Even though she is totally medical school-bound right now, she wasn’t always sure that she would be able to achieve that dream.
— CUNY Newswire (@cunynewswire) April 2, 2017
According to her interview with PIX11, Batista was inspired to follow her medical dreams after attending the Gateway to Medicine Program at Brooklyn Technical High School.
“I get into this program and I see kids just like me,” Batista told PIX11. “Kids from neighborhoods like me, backgrounds like me. That’s when I knew that it wasn’t just something that I could say that I wanted to do but something that I could actually do.”
Batista admits that she was happy when she got the first letter because that meant that she would definitely be able to achieve her goal of attending medical school.
— Brooklyn College (@BklynCollege411) March 30, 2017
Batista applied to a total of 18 medical schools because she was determined to follow her dream and after interviewing at 16 of them, she has a choice.
“When the first acceptance came in from SUNY Downstate, I thought, ‘Thank goodness, at least now I know I’m going to medical school, no matter what,’” Batista told CUNY Newswire. “But then a few weeks later, more started coming in and I didn’t expect it to be so many. With all that hard work I put in, studying all night—it was all worth it.”
And with great success, unfortunately comes great envy. But Batista is setting the record straight to those who are saying she got there through affirmative action.
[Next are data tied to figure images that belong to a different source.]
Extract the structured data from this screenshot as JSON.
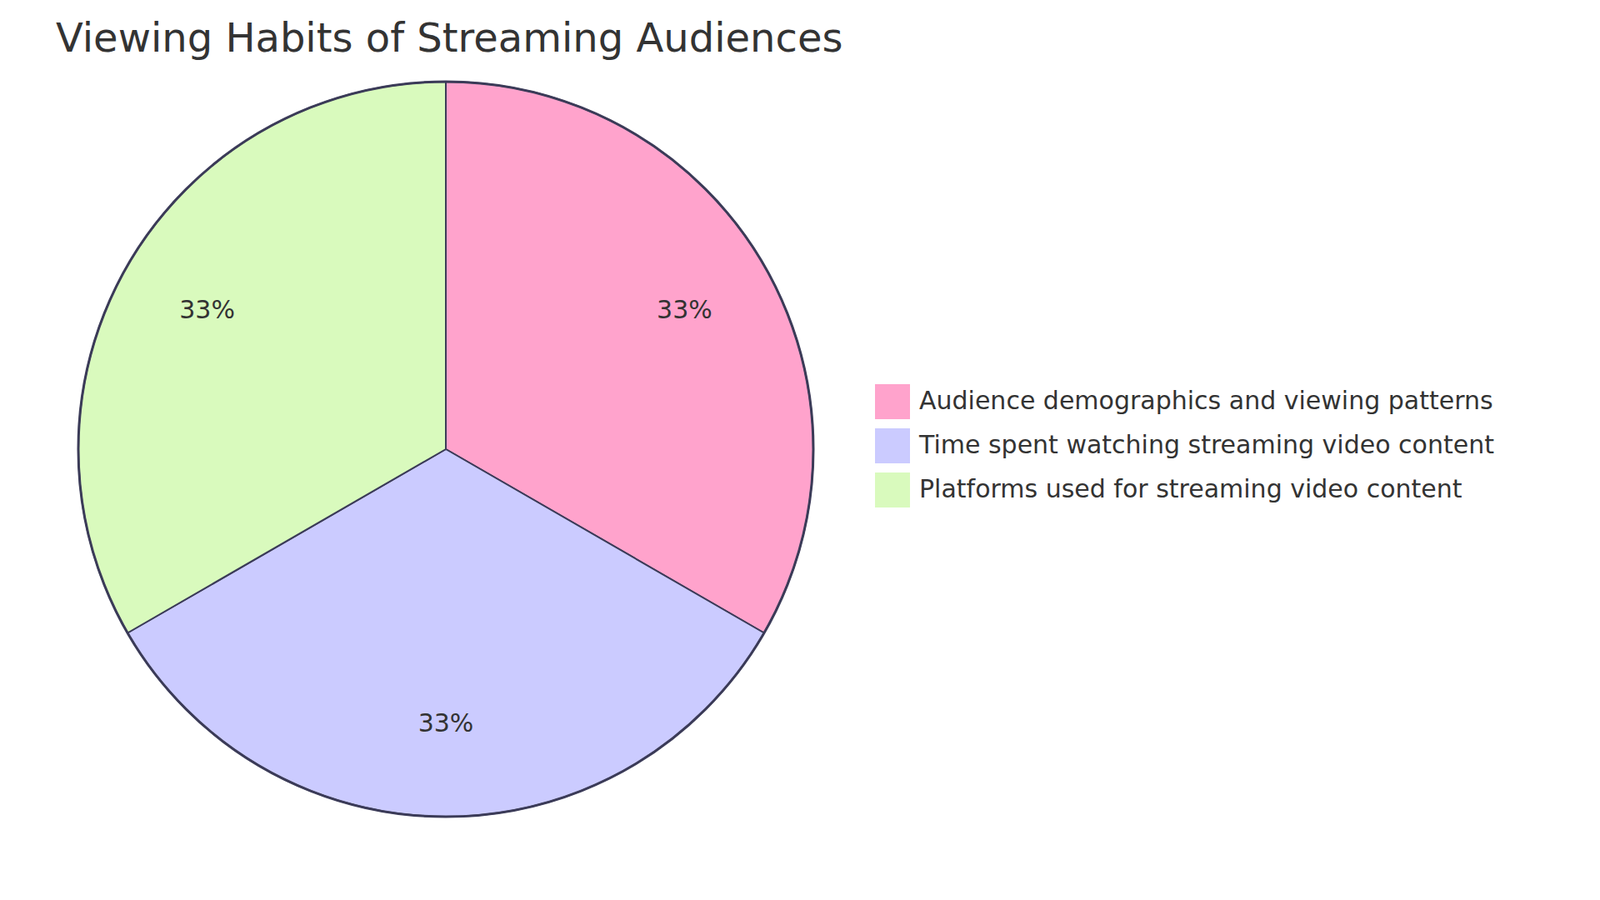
{
  "chart_data": {
    "type": "pie",
    "title": "Viewing Habits of Streaming Audiences",
    "categories": [
      "Audience demographics and viewing patterns",
      "Time spent watching streaming video content",
      "Platforms used for streaming video content"
    ],
    "values": [
      33,
      33,
      33
    ],
    "value_labels": [
      "33%",
      "33%",
      "33%"
    ],
    "colors": [
      "#ffa3cc",
      "#cbcbff",
      "#d9fabd"
    ],
    "data_labels": true,
    "legend": "right"
  }
}
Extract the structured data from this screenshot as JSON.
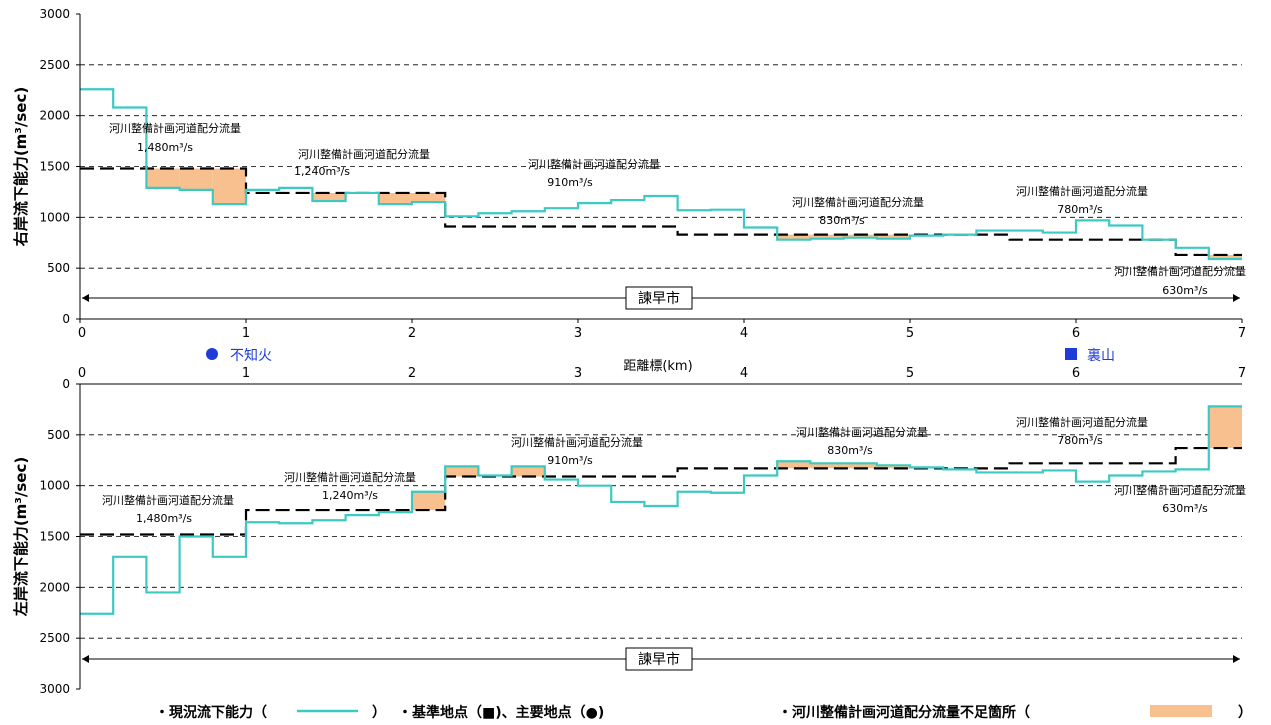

— Doyle Industries (@DoyleGlobal) April 11, 2017
“Several naysayers have attributed my successes to affirmative action, as opposed to discipline and hard work,” Batista told The Huffington Post. “At some points, I had to remind myself that I earned these accomplishments. That I worked just as hard as those around me and that I had to break through a prominent glass ceiling to get here. I had to remind myself that I was not chosen because I am a Hispanic woman who fulfills the requirements. I was chosen because as a Hispanic woman, I had to struggle through more obstacles and resistance than the typical medical school applicant and I still managed to excel.”
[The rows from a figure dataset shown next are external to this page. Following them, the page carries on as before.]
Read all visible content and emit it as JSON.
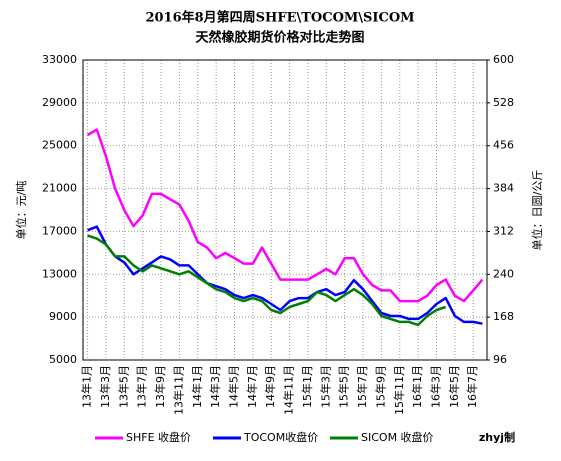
{
  "chart_data": {
    "type": "line",
    "title": "2016年8月第四周SHFE\\TOCOM\\SICOM",
    "subtitle": "天然橡胶期货价格对比走势图",
    "y_label": "单位：元/吨",
    "y2_label": "单位：日圆/公斤",
    "annotation": "zhyj制",
    "categories": [
      "13年1月",
      null,
      "13年3月",
      null,
      "13年5月",
      null,
      "13年7月",
      null,
      "13年9月",
      null,
      "13年11月",
      null,
      "14年1月",
      null,
      "14年3月",
      null,
      "14年5月",
      null,
      "14年7月",
      null,
      "14年9月",
      null,
      "14年11月",
      null,
      "15年1月",
      null,
      "15年3月",
      null,
      "15年5月",
      null,
      "15年7月",
      null,
      "15年9月",
      null,
      "15年11月",
      null,
      "16年1月",
      null,
      "16年3月",
      null,
      "16年5月",
      null,
      "16年7月",
      null
    ],
    "series": [
      {
        "name": "SHFE 收盘价",
        "color": "#ff00ff",
        "axis": "y",
        "values": [
          26000,
          26500,
          24000,
          21000,
          19000,
          17500,
          18500,
          20500,
          20500,
          20000,
          19500,
          18000,
          16000,
          15500,
          14500,
          15000,
          14500,
          14000,
          14000,
          15500,
          14000,
          12500,
          12500,
          12500,
          12500,
          13000,
          13500,
          13000,
          14500,
          14500,
          13000,
          12000,
          11500,
          11500,
          10500,
          10500,
          10500,
          11000,
          12000,
          12500,
          11000,
          10500,
          11500,
          12500
        ]
      },
      {
        "name": "TOCOM收盘价",
        "color": "#0000ff",
        "axis": "y2",
        "values": [
          314,
          320,
          290,
          270,
          260,
          240,
          250,
          260,
          270,
          265,
          255,
          255,
          240,
          225,
          220,
          215,
          205,
          200,
          205,
          200,
          190,
          180,
          195,
          200,
          200,
          210,
          215,
          205,
          210,
          230,
          215,
          195,
          175,
          170,
          170,
          165,
          165,
          175,
          190,
          200,
          170,
          160,
          160,
          157
        ]
      },
      {
        "name": "SICOM 收盘价",
        "color": "#008000",
        "axis": "y2",
        "values": [
          305,
          300,
          290,
          270,
          270,
          255,
          245,
          255,
          250,
          245,
          240,
          245,
          235,
          225,
          215,
          210,
          200,
          195,
          200,
          195,
          180,
          175,
          185,
          190,
          195,
          210,
          205,
          195,
          205,
          215,
          205,
          190,
          170,
          165,
          160,
          160,
          155,
          170,
          180,
          185,
          null,
          null,
          null,
          null
        ]
      }
    ],
    "ylim": [
      5000,
      33000
    ],
    "yticks": [
      5000,
      9000,
      13000,
      17000,
      21000,
      25000,
      29000,
      33000
    ],
    "y2lim": [
      96,
      600
    ],
    "y2ticks": [
      96,
      168,
      240,
      312,
      384,
      456,
      528,
      600
    ],
    "grid": true
  }
}
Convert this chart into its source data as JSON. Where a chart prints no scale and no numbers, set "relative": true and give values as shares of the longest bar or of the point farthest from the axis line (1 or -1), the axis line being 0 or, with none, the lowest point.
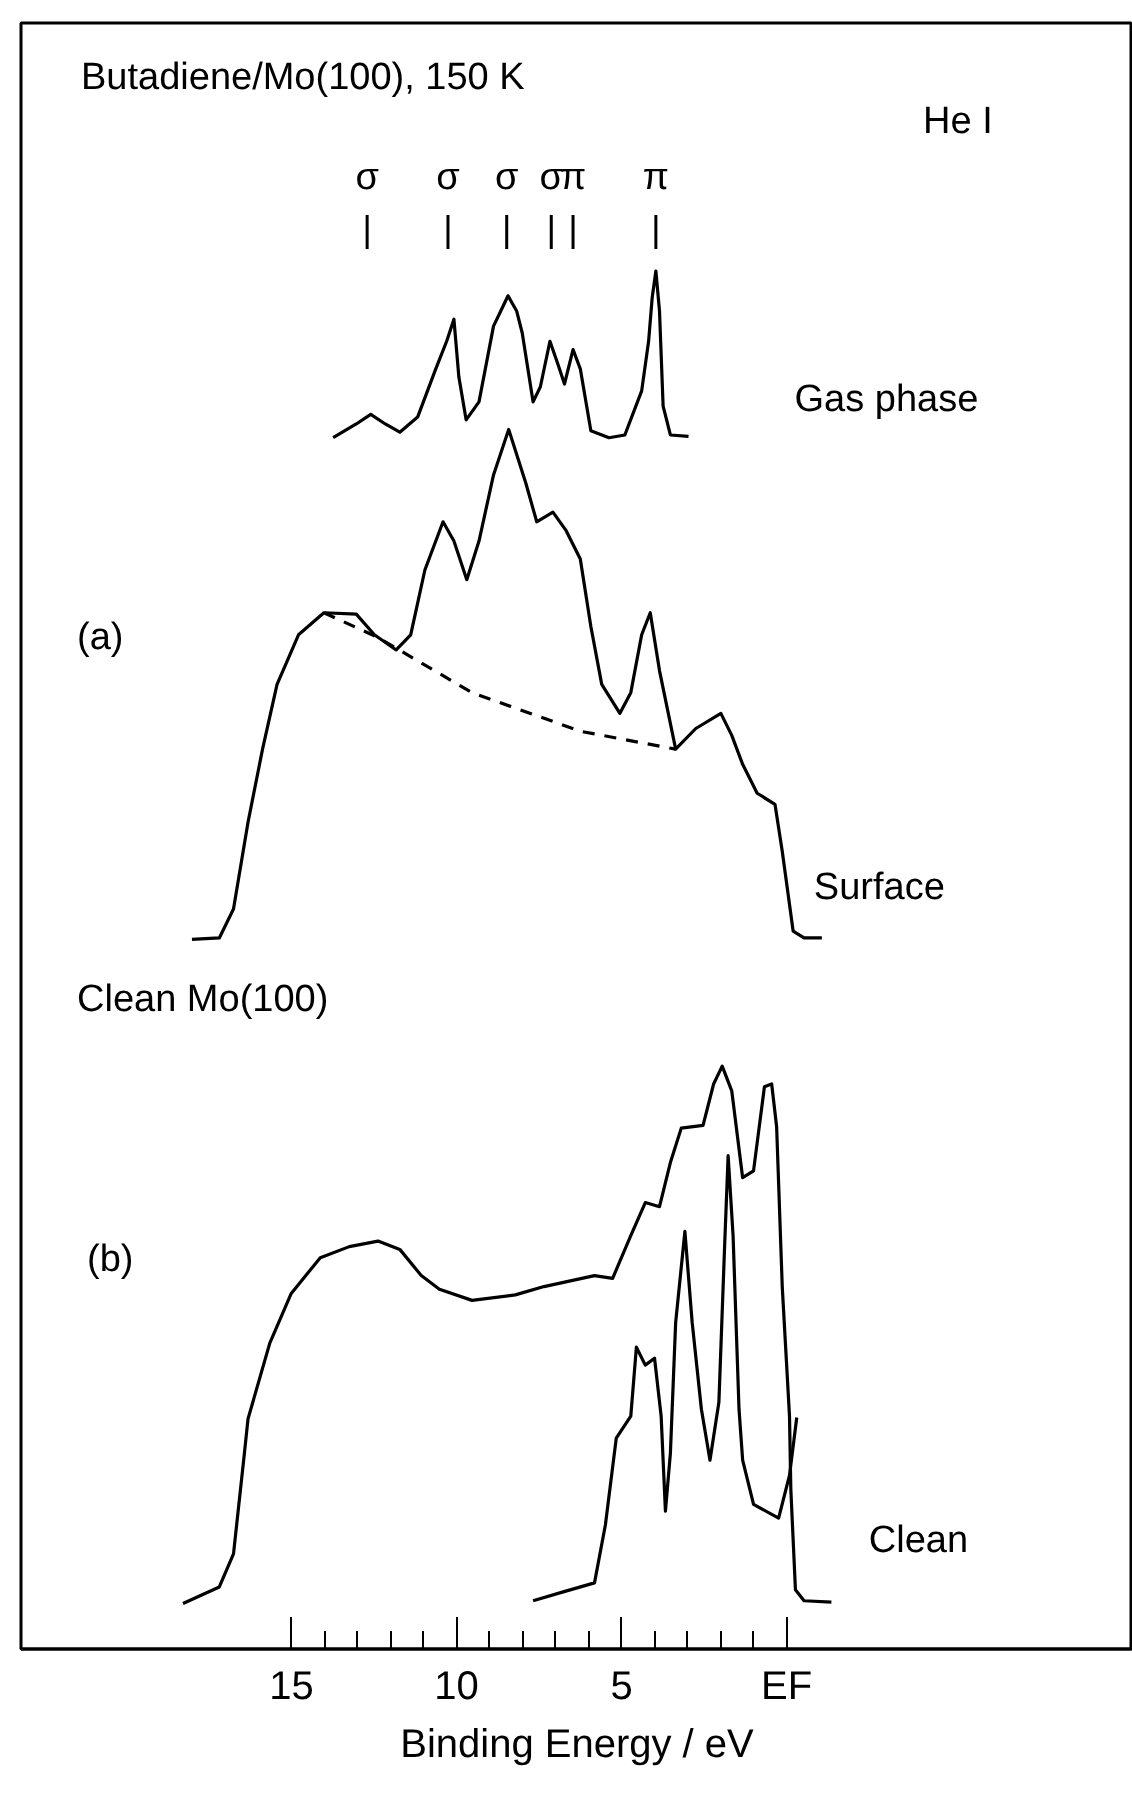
{
  "chart_data": {
    "type": "line",
    "title": "Butadiene/Mo(100), 150 K",
    "xlabel": "Binding Energy / eV",
    "relative": true,
    "xlim": [
      23.2,
      -10.5
    ],
    "xticks": [
      15,
      {
        "value": 14,
        "label": null
      },
      {
        "value": 13,
        "label": null
      },
      {
        "value": 12,
        "label": null
      },
      {
        "value": 11,
        "label": null
      },
      10,
      {
        "value": 9,
        "label": null
      },
      {
        "value": 8,
        "label": null
      },
      {
        "value": 7,
        "label": null
      },
      {
        "value": 6,
        "label": null
      },
      5,
      {
        "value": 4,
        "label": null
      },
      {
        "value": 3,
        "label": null
      },
      {
        "value": 2,
        "label": null
      },
      {
        "value": 1,
        "label": null
      },
      {
        "value": 0,
        "label": "EF"
      }
    ],
    "annotations": [
      "He I",
      "(a)",
      "Clean Mo(100)",
      "(b)",
      {
        "text": "σ",
        "x": 12.71
      },
      {
        "text": "σ",
        "x": 10.26
      },
      {
        "text": "σ",
        "x": 8.48
      },
      {
        "text": "σ",
        "x": 7.13
      },
      {
        "text": "π",
        "x": 6.47
      },
      {
        "text": "π",
        "x": 3.96
      }
    ],
    "series": [
      {
        "name": "Gas phase",
        "color": "#000000",
        "x": [
          13.74,
          13.04,
          12.6,
          12.16,
          11.72,
          11.18,
          10.63,
          10.3,
          10.08,
          9.93,
          9.71,
          9.32,
          8.88,
          8.66,
          8.44,
          8.18,
          8.01,
          7.68,
          7.46,
          7.17,
          6.91,
          6.73,
          6.47,
          6.25,
          5.93,
          5.38,
          4.9,
          4.39,
          4.18,
          4.07,
          3.96,
          3.85,
          3.74,
          3.52,
          2.97
        ],
        "values": [
          0.879,
          0.889,
          0.896,
          0.889,
          0.883,
          0.894,
          0.929,
          0.949,
          0.965,
          0.923,
          0.892,
          0.905,
          0.96,
          0.971,
          0.982,
          0.971,
          0.955,
          0.905,
          0.916,
          0.949,
          0.931,
          0.918,
          0.943,
          0.929,
          0.884,
          0.879,
          0.881,
          0.913,
          0.949,
          0.981,
          1,
          0.971,
          0.902,
          0.881,
          0.88
        ]
      },
      {
        "name": "Surface",
        "color": "#000000",
        "x": [
          18.02,
          17.19,
          16.76,
          16.32,
          15.88,
          15.44,
          14.79,
          14.02,
          13.04,
          12.49,
          11.83,
          11.39,
          10.96,
          10.41,
          10.08,
          9.69,
          9.32,
          8.88,
          8.42,
          7.9,
          7.57,
          7.08,
          6.69,
          6.25,
          5.93,
          5.6,
          5.05,
          4.72,
          4.39,
          4.13,
          3.85,
          3.36,
          2.75,
          1.99,
          1.66,
          1.33,
          0.89,
          0.35,
          0.13,
          -0.2,
          -0.53,
          -1.07
        ],
        "values": [
          0.515,
          0.516,
          0.537,
          0.6,
          0.653,
          0.7,
          0.736,
          0.752,
          0.751,
          0.736,
          0.725,
          0.736,
          0.783,
          0.818,
          0.804,
          0.776,
          0.804,
          0.852,
          0.885,
          0.846,
          0.818,
          0.825,
          0.812,
          0.791,
          0.742,
          0.7,
          0.679,
          0.694,
          0.736,
          0.752,
          0.71,
          0.653,
          0.668,
          0.679,
          0.663,
          0.642,
          0.621,
          0.613,
          0.579,
          0.521,
          0.516,
          0.516
        ]
      },
      {
        "color": "#000000",
        "line_style": "dashed",
        "x": [
          14.02,
          12.38,
          9.53,
          6.25,
          3.36
        ],
        "values": [
          0.752,
          0.734,
          0.694,
          0.666,
          0.653
        ]
      },
      {
        "color": "#000000",
        "x": [
          18.29,
          17.19,
          16.76,
          16.43,
          16.32,
          15.66,
          15.01,
          14.13,
          13.25,
          12.38,
          11.72,
          11.07,
          10.52,
          9.53,
          8.22,
          7.35,
          5.82,
          5.27,
          4.72,
          4.28,
          3.85,
          3.52,
          3.19,
          2.53,
          2.21,
          1.95,
          1.66,
          1.33,
          1.0,
          0.67,
          0.45,
          0.3,
          0.13,
          -0.09,
          -0.13,
          -0.27,
          -0.53,
          -1.36
        ],
        "values": [
          0.033,
          0.045,
          0.069,
          0.142,
          0.167,
          0.222,
          0.258,
          0.284,
          0.292,
          0.296,
          0.29,
          0.271,
          0.261,
          0.253,
          0.257,
          0.263,
          0.271,
          0.269,
          0.3,
          0.324,
          0.321,
          0.353,
          0.378,
          0.38,
          0.41,
          0.423,
          0.405,
          0.342,
          0.347,
          0.408,
          0.41,
          0.379,
          0.263,
          0.169,
          0.116,
          0.043,
          0.035,
          0.034
        ]
      },
      {
        "name": "Clean",
        "color": "#000000",
        "x": [
          7.68,
          6.69,
          5.82,
          5.49,
          5.16,
          4.72,
          4.55,
          4.28,
          4.0,
          3.8,
          3.67,
          3.52,
          3.36,
          3.08,
          2.86,
          2.58,
          2.32,
          2.05,
          1.88,
          1.77,
          1.62,
          1.44,
          1.33,
          1.0,
          0.24,
          -0.09,
          -0.31
        ],
        "values": [
          0.035,
          0.042,
          0.048,
          0.09,
          0.153,
          0.169,
          0.219,
          0.206,
          0.211,
          0.169,
          0.1,
          0.142,
          0.237,
          0.303,
          0.237,
          0.174,
          0.137,
          0.179,
          0.29,
          0.358,
          0.3,
          0.174,
          0.137,
          0.105,
          0.095,
          0.126,
          0.168
        ]
      }
    ]
  }
}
How did she do it? Good, old fashion hard work.
And it was that hard work that got her acceptance to Albert Einstein College of Medicine, Columbia University College of Physicians and Surgeons, Weill Cornell Medicine, Drexel University College of Medicine, Hofstra Northwell School of Medicine, Howard University College of Medicine, Icahn School of Medicine at Mount Sinai, New York University, SUNY Downstate College of Medicine, SUNY Stony Brook School of Medicine, and Tufts University School of Medicine. Two of the medical schools, she isn’t allowed to say which, are offering her full scholarships.
She even shared her own study tips with PIX11 so others can follow their dreams.
According to PIX11, here is one of her study tips: asking questions.
“I am never afraid to ask questions. I am that girl that asks a million questions in a lecture. I don’t mind sounding dumb for asking because in those 10 seconds I may seem dumb for knowing nothing, but after asking, I will know it. Compared to not asking and actually not knowing the answer later when it matters.”